The new year may have just begun but it is already damningly clear the objective conditions for economic recovery do not exist in this country.
Instead, far from returning to the markets in mid-2013, the failure of a Government, which is no longer very new, to seriously tackle our economic crisis means it is far more likely Ireland faces a mini-Budget and a second humiliating bailout. In fairness, it should be noted that Ireland's recovery is undoubtedly being stymied by the boneheaded adherence of the ECB/German Pact of Steel to a set of economic policies that are as much in error as the protectionism of the 1930s.
As a continent drowns under the economics of dumb austerity, which has neither a purpose nor a destination beyond protecting the balance sheets of the EU banks, balance sheets are not our only problem, for it has gone past time to warn our elites that they are also creating the objective conditions for the revival of some modern variant of the fascist movements of the 1930s. We should not be surprised if an increasingly desperate citizenry responds to the social degradation of mass unemployment by rejecting a democratic system that is tainted by ineptitude and corruption.

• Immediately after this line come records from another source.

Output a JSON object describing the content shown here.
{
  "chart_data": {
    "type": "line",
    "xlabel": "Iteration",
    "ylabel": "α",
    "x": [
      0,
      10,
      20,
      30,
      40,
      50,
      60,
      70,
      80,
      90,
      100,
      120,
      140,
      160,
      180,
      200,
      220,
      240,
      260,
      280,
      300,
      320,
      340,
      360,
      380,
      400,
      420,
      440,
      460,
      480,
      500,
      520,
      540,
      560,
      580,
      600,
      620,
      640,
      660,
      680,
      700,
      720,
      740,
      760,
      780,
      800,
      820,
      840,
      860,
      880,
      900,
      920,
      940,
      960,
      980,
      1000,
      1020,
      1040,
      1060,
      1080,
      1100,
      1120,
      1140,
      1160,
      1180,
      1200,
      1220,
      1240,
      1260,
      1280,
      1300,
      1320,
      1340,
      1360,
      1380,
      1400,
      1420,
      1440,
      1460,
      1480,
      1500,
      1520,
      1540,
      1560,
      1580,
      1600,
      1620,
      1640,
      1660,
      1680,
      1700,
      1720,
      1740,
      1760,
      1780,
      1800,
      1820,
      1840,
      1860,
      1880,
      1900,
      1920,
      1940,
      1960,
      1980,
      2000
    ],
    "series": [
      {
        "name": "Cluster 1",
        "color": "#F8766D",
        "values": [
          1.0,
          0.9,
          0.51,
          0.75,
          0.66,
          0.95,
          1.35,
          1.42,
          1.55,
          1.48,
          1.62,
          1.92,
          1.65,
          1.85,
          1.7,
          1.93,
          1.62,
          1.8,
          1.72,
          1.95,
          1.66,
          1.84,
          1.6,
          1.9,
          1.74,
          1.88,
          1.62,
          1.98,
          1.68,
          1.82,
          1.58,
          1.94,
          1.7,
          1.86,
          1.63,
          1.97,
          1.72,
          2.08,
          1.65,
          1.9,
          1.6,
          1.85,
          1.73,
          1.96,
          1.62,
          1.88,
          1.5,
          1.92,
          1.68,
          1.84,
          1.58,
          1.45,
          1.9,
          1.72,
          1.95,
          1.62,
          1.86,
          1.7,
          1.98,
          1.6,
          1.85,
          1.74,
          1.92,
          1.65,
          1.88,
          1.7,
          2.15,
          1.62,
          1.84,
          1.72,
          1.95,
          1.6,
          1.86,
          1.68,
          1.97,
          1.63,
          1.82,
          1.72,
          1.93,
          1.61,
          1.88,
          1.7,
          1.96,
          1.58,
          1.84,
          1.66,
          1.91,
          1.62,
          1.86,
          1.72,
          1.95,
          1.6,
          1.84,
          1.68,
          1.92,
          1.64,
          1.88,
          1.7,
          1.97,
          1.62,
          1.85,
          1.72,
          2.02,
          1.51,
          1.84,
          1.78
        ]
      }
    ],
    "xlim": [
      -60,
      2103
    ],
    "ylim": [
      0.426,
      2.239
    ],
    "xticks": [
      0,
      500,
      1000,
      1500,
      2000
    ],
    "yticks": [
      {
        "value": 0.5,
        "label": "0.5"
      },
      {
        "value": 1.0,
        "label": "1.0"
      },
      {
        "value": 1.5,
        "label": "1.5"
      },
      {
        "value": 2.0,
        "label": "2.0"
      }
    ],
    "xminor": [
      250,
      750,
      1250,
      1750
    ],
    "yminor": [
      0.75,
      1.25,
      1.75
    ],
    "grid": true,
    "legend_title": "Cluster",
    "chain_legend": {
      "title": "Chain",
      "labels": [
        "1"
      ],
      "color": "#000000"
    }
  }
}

Before we become too complacent, and contain this phenomenon in our own heads to Eastern Europe, our establishment should realise our own State has, in the past, shown a taste for somewhat less toxic variants of the fascist 'strong man' syndrome. Our establishment should also recognise Europe's woes do not absolve us from our own responsibilities. So far, though, in spite of much noise and agitation, our new Government has not even begun to tackle the level of reform that is needed. The scale of the task is best, though accidentally, summarised by Brian Lenihan's budget speech of 2009 where the minister proudly noted Fianna Fail had, over the previous 12 years, "increased pension rates by 120 per cent, unemployment benefits by almost 130 per cent and child benefit payments by 330 per cent". Mr Lenihan did not speak about public-sector pay, benchmarking or tax breaks for the wealthy, but we can be sure that siren song would have been remarkably similar.
The problem this Government must now confront is that none of this, including the current 'basic rates' of welfare, is sustainable. If Ireland is to recover from its lost decade of fiscal profligacy, we need radical solutions such as ending the permanency of tenure of public-sector workers and an appropriate pay regime for top bankers, who should really earn little more than postmistresses. Sadly, nothing epitomises the inability of our irresponsible politicians to deal with these issues more than the new property tax. They may speak the language of idealism, but TDs who refuse to pay this tax are nothing more than common tax dodgers. And whatever about Sinn Fein, it was even more discouraging to see FF flirting with the astonishing notion that when it comes to our cosseted pensioners, age disqualifies individuals from their civic responsibility to pay their taxes.
We had hoped the advanced age of the Cabinet might infuse in its members a 'nothing to lose' style radicalism where the guilty old men of the political establishment would repair past sins with a new politics of honourable courage. Instead, like the lost World War One poet Rupert Brooke, all these conservative revolutionaries appear to desire is a return to the old orthodoxy where the consequences of our natural Mediterranean ineptitude is occasionally tempered by bouts of Germanic rigour. The problem with this politics of "and stands the church clock at 10 to three? And is there honey still for tea" is that a return to such a place of sacred safety is a luxury we do not have. The world will not let us and all that can save us is a new politics of radical reform. Enter perhaps Michael McDowell?